The truth was, that Tom could not guide the boat because he did not dare
to look astern for fear of meeting Madeline's eyes, which, to judge from
the space his eyes left around her, he must have supposed to fill at
least a quarter of the horizon, like an aurora, in fact. But, all the
same, he was having an awfully good time, although perhaps it would be
more proper to say he would have a good time when he came to think it
over afterward. It was an experience which would prove a mine of gold in
his memory, rich enough to furnish for years the gilding to his modest
day-dreams. Beauty, like wealth, should make its owners generous. It is a
gracious thing in fair women at times to make largesse of their beauty,
bestowing its light more freely on tongue-tied, timid adorers than on
their bolder suitors, giving to them who dare not ask. Their beauty never
can seem more precious to women than when for charity's sake they
brighten with its lustre the eyes of shy and retiring admirers.
As Henry was ruefully meditating upon the uncertainty of the sex, and
debating the probability that Madeline had called him to swing her for
the express purpose of getting a chance to snub him, Ida Lewis came to
him, and said--
"Mr. Burr, we're getting up a game of croquet. Won't you play?"
"If I can be on your side," he answered, civilly.
He knew the girl's liking for him, and was always kind to her. At his
answer her face flushed with pleasure, and she replied shyly--
"If you'd like to, you may."
Henry was not in the least a conceited fellow, but it was impossible that
he should not understand the reason why Ida, who all the morning had
looked forlorn enough, was now the life of the croquet-ground, and full
of smiles and flushes.
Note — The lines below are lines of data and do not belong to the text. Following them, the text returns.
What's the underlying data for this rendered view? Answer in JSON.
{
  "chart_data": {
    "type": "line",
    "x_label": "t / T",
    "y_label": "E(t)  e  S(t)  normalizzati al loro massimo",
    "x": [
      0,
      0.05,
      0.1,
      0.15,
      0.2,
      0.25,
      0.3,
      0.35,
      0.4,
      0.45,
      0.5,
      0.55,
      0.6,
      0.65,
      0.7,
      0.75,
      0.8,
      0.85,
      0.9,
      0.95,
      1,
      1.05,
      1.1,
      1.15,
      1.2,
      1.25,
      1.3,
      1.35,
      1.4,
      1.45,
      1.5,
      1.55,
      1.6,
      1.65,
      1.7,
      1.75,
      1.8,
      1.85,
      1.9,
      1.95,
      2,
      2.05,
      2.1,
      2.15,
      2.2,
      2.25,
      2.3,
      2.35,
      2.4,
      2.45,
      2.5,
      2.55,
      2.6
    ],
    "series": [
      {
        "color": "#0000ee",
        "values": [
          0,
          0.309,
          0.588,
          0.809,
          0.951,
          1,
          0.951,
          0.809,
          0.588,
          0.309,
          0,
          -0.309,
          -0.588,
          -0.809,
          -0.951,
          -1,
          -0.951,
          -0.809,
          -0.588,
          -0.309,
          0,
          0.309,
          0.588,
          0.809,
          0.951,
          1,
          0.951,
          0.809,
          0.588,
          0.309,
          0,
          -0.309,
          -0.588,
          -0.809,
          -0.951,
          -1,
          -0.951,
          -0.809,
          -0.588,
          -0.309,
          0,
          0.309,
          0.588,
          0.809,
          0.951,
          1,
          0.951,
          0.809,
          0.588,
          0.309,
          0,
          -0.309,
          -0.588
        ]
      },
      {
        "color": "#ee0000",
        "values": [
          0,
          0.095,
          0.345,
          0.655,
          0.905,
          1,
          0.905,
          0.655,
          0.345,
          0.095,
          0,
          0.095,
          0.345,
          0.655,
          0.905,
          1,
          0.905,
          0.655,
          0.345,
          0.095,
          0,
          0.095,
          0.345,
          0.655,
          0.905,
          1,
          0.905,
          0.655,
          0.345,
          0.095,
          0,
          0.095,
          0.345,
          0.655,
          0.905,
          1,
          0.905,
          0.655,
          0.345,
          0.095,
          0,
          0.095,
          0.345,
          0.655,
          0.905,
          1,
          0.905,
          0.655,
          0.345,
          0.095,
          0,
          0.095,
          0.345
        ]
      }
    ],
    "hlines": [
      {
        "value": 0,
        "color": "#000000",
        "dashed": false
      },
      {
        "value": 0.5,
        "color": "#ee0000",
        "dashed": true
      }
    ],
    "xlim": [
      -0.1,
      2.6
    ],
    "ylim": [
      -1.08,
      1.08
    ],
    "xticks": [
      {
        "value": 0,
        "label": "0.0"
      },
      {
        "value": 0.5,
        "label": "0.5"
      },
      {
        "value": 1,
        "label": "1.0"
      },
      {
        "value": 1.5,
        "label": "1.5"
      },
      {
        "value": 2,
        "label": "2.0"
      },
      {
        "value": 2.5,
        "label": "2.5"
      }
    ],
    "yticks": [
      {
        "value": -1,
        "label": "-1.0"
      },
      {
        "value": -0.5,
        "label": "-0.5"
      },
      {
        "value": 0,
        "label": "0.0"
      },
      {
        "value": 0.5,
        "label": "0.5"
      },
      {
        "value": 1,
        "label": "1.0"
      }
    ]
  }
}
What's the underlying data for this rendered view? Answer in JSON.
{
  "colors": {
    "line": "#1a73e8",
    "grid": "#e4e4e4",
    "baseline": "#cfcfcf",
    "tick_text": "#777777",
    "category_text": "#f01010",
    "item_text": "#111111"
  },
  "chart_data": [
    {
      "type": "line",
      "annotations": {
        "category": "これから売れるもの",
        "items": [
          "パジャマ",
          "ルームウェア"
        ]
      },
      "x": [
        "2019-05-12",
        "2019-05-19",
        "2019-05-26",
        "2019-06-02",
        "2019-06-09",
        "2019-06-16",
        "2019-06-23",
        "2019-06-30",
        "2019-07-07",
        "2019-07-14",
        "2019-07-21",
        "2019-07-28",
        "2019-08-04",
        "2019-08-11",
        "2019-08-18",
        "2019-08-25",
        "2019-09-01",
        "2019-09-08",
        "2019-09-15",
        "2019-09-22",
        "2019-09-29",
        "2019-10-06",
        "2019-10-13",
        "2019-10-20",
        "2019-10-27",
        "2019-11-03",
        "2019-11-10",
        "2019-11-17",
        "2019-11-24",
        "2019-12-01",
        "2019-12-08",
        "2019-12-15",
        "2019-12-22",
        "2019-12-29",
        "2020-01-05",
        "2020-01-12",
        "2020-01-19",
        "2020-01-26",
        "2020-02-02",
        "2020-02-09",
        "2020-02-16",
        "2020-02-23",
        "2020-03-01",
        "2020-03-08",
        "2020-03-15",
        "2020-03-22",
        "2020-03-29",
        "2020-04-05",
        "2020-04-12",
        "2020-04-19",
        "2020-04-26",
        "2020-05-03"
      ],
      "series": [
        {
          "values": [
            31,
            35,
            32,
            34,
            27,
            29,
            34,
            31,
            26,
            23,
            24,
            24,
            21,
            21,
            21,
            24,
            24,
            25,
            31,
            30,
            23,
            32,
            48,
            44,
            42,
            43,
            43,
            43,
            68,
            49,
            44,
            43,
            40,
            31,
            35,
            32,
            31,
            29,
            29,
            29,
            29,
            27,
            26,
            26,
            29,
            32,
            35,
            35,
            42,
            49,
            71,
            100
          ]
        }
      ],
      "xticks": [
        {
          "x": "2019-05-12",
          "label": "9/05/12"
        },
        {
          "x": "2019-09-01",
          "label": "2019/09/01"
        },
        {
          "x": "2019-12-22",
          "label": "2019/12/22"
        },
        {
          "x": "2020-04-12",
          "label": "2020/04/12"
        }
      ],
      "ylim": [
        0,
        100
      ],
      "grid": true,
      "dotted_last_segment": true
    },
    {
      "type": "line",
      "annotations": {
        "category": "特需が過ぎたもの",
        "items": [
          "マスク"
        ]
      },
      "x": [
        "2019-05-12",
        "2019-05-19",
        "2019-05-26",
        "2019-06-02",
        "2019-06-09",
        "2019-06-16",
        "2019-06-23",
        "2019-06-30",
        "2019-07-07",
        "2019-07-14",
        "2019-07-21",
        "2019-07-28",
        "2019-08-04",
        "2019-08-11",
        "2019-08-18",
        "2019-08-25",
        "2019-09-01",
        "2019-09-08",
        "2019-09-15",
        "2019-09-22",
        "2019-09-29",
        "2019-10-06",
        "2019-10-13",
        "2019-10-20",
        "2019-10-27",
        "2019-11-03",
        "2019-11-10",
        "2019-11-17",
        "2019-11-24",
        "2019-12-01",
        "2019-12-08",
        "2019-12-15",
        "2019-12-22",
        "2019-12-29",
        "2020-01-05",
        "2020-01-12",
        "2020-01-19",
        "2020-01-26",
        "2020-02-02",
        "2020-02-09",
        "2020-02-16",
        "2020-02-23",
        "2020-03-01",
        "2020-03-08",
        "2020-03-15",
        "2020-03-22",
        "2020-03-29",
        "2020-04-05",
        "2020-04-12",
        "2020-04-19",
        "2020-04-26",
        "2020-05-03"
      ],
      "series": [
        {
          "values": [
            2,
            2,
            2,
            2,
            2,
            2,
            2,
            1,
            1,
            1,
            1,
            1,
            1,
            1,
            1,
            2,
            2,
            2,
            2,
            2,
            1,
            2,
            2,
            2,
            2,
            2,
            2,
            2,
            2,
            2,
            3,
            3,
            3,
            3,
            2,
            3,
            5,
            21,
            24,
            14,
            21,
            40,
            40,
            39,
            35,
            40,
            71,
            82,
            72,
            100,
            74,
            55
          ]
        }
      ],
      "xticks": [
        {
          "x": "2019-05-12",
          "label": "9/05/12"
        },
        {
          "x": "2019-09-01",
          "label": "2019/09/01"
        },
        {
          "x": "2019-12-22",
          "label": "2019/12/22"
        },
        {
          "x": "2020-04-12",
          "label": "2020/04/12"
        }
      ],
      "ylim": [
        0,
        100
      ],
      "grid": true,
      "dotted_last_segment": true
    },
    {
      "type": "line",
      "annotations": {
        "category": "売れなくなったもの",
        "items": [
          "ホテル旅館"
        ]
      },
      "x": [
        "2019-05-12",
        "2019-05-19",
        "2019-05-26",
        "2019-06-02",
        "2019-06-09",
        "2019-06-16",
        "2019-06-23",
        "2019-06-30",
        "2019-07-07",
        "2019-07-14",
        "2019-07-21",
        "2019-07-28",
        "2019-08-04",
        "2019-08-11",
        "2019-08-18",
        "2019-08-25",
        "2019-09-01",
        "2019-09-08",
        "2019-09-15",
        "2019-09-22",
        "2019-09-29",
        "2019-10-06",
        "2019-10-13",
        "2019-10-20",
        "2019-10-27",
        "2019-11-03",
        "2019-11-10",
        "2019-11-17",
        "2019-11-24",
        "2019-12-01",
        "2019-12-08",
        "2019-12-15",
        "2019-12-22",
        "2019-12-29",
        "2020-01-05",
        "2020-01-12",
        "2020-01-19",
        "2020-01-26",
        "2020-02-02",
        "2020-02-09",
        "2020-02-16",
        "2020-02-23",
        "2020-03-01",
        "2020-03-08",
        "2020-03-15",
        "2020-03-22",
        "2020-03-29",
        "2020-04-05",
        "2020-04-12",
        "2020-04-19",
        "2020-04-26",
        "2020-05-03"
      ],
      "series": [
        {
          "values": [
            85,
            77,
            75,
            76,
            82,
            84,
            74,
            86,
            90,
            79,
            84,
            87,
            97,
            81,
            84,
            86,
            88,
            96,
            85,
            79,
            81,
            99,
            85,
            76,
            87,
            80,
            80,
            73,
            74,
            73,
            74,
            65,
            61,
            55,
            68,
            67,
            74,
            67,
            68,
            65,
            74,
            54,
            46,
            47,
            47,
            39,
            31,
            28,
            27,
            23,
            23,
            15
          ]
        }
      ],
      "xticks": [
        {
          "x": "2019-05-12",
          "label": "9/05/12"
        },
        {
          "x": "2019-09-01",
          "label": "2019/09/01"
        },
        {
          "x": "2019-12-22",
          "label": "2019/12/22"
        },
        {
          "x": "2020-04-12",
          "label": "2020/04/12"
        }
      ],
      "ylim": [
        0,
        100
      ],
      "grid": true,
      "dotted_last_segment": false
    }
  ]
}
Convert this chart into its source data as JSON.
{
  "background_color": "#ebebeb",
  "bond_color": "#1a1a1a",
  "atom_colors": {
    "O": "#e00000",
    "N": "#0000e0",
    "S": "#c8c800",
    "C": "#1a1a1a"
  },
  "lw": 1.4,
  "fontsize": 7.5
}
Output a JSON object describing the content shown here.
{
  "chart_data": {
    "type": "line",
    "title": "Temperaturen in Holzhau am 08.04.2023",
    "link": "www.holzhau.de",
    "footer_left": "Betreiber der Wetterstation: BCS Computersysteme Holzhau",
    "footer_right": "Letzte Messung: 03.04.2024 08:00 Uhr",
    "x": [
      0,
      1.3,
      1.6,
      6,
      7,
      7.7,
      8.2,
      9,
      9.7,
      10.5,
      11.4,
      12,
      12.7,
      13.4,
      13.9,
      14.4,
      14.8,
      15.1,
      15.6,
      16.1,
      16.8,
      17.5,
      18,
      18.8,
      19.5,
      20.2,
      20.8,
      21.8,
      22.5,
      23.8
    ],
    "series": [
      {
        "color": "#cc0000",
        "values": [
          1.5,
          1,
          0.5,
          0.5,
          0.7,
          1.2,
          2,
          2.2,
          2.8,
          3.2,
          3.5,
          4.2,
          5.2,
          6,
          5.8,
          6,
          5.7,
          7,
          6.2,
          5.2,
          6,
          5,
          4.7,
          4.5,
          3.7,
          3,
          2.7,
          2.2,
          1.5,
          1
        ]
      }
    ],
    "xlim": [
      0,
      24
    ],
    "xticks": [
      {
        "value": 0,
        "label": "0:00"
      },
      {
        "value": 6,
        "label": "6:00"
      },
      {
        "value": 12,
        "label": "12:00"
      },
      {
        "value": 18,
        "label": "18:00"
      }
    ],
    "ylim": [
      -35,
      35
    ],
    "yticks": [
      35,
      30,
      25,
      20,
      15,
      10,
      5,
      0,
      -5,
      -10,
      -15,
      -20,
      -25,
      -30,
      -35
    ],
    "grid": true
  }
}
She was a good player, and had a corresponding
interest in beating, but her equanimity on the present occasion was not
in the least disturbed by the disgraceful defeat which Henry's
awkwardness and absence of mind entailed on their aide.
But her portion of sunshine for that day was brief enough, for Madeline
soon returned from her boat-ride, and Henry found an excuse for leaving
the game and joining her where she sat on the ground between the knees of
a gigantic oak sorting pond-lilies, which the girls were admiring. As he
came up, she did not appear to notice him. As soon as he had a chance
to speak without being overheard, he said, soberly--
"Tom ought to thank me for that boat-ride, I suppose."